Let’s compare this question to physical birth. When I moved to Ohio back in 2019 and needed a new driver’s license, I had to make sure it had a star on it—that is, that it was an enhanced driver’s license that showed that I’d proven beyond the previous standards that I was who I was and that I lived where I said I did. And so just transferring my old Alabama license into Ohio wasn’t enough. I would need my social security card and my birth certificate and mail that was sent to me at my new address. But I had no idea where my birth certificate was. I had to order a new one from Frankfort, Kentucky.
Most of the time, I don’t need to prove the day and hour and place of my birth. It’s enough that I exist. I wouldn’t, say, frame my birth certificate, hang it on my wall, and brag about the details of my physical birth to all and sundry. That’s probably because there was nothing about my birth that was out of the ordinary.
Granted, some people have really interesting stories about the way they were born. Some babies are premature and have to be put in incubators. I once knew a person who was born in the car on the way to the hospital. Or maybe there are three generations in the same family who were born on the same day on the year. But for most of us, what’s miraculous is simply that we were born, not how it happened.
And that’s the way it is with the spiritual birth as well. For some people, it happened suddenly and dramatically. They can remember the day and time and place when their lives were turned around. But for many (probably most) others, it was more gradual, and is still happening. For example, I was baptized as an infant and brought up in the church. I know that I have been born both physically and spiritually, but I also know the spiritual birth is ongoing. Every day (or at least every week) I feel the spirit at work, making me a new person.
The God I believe in isn’t going to base a person’s eternal fate on their understanding of an ambiguous word in a language they don’t even speak. It’s enough to know that God’s Spirit moves within us and around us in unseen and uncontrollable ways.
Bilbo Baggins said that “it's a dangerous business, going out your door. You step onto the road, and if you don't keep your feet, there's no knowing where you might be swept off to.” And it’s the same with opening your lips (or your mind) to pray. You might intend one thing, but God’s Spirit might take you to places you haven’t been, to thoughts you’ve never thought, and to a life you’re yet to live.

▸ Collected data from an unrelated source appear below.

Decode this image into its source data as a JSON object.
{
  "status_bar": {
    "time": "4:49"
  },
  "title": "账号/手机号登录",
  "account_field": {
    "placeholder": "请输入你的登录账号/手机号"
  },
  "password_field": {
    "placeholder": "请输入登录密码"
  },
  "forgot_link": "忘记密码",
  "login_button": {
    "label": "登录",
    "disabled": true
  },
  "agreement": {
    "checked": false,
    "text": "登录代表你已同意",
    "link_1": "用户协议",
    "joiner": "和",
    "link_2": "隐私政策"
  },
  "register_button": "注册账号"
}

Nicodemus, a respected leader, went to Jesus at night and gained a new understanding of how the Holy Spirit works. May we, too, let go of who we think we are, and open our hearts to the One whose Spirit can embrace us and send us out into the world as new creatures.
—©2024 Sam L. Greening, Jr.
- Charles Wesley, Love Divine, All Loves Excelling (1747).
- I adapted this illustration from Tom Wright, John for Everyone, Part One (Westminster John Knox Press, 2002), p. 28.
- J.R.R. Tolkien, The Fellowship of the Ring, Being the First Part of The Lord of the Rings (Houghton Mifflin, 1965), p. 83.